Reply To: Hong Kong suffers Chronic Air Pollution

#8284

Government spin doctors and ditherers re air quality standards won’t be chuffed by yet another report in international media about our dire and dangerous air. Latest from AFP, includes:

Quote:
In recent years, a thick haze originating from factories in southern China has enveloped Hong Kong for large chunks of the year, blocking views of its famous harbour and raising health fears.

Combined with the city’s home-grown pollution, scientists and business leaders say it presents a serious economic risk to the financial hub, both for its ability to attract and retain talent and the associated health costs.

When Teena Goulet moved to Hong Kong in 1995 she thought she would never leave but five years after moving here, the keen outdoorswoman developed a chronic cough.

"I would have retired there," said Goulet, speaking by phone from her new home in California. "But when you cannot breath, it kind of tells you what to do."

A recent study commissioned by think tank Civic Exchange said one in five residents were considering leaving Hong Kong because of its dire air. Of the more than 1,000 people surveyed, 97 percent were local Chinese.

Michael DeGolyer, a political science professor at Hong Kong Baptist University who did the study, said the mood was such that one "tipping point" could provoke an exodus, particularly among managers and administrators.

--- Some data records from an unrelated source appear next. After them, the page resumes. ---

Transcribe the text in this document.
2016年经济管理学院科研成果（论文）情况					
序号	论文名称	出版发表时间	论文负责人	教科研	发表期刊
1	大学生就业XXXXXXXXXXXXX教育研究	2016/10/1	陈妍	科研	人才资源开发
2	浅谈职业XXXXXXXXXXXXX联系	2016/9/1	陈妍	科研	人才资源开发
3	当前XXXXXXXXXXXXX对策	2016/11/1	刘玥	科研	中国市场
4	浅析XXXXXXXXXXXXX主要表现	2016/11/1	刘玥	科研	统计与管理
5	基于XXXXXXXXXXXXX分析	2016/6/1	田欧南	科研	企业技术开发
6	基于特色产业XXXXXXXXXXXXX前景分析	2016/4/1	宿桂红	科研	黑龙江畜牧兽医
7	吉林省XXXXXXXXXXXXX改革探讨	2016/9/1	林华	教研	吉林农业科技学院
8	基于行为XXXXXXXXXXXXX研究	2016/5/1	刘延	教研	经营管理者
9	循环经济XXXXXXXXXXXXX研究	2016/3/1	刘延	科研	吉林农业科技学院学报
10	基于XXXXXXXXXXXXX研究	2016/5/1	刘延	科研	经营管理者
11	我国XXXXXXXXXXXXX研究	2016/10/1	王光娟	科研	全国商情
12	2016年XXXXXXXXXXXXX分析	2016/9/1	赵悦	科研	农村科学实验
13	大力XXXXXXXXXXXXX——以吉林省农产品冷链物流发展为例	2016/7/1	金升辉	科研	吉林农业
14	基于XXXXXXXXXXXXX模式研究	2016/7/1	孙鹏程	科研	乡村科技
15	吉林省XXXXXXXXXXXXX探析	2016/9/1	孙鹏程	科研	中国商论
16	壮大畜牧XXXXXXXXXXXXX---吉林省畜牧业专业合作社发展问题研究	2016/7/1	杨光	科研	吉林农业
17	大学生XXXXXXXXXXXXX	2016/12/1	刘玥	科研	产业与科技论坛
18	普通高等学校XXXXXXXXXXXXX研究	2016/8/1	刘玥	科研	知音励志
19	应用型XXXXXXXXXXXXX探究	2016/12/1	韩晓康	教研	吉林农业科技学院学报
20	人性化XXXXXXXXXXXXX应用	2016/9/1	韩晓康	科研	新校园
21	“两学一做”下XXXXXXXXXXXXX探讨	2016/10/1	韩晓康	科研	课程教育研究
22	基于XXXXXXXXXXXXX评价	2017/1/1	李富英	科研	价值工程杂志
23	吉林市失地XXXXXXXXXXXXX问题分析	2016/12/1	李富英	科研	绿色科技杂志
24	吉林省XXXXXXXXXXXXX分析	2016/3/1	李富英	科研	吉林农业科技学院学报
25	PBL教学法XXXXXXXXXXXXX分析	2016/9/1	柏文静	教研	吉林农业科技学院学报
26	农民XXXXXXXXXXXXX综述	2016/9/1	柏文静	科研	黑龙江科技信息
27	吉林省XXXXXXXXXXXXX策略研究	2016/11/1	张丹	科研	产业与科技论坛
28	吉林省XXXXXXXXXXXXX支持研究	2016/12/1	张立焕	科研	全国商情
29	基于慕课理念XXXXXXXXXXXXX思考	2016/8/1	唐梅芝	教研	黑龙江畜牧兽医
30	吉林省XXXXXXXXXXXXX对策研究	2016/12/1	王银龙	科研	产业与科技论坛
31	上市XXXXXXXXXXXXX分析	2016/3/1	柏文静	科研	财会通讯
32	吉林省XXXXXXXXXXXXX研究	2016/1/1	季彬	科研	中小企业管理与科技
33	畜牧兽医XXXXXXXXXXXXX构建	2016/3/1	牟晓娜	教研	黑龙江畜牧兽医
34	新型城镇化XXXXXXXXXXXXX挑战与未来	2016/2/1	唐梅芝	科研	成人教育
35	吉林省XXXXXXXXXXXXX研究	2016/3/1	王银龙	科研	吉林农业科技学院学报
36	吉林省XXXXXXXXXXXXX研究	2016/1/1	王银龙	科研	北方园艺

[Prof Anthony] Hedley, who is leaving Hong Kong after 21 years here partly over worries about the air — he was diagnosed with adult onset asthma in his 60s — said the government must wake up to the time bomb.

"(The question for the government is) how many premature deaths are you prepared to accept?" said Hedley.

Any tougher regulations are likely to face opposition from sections of the local business community, which operates around 55,000 factories in Guangdong.

Goulet, who is now planning a move to Japan, said such intransigence was short-sighted: "Hong Kong is choking on its own greed."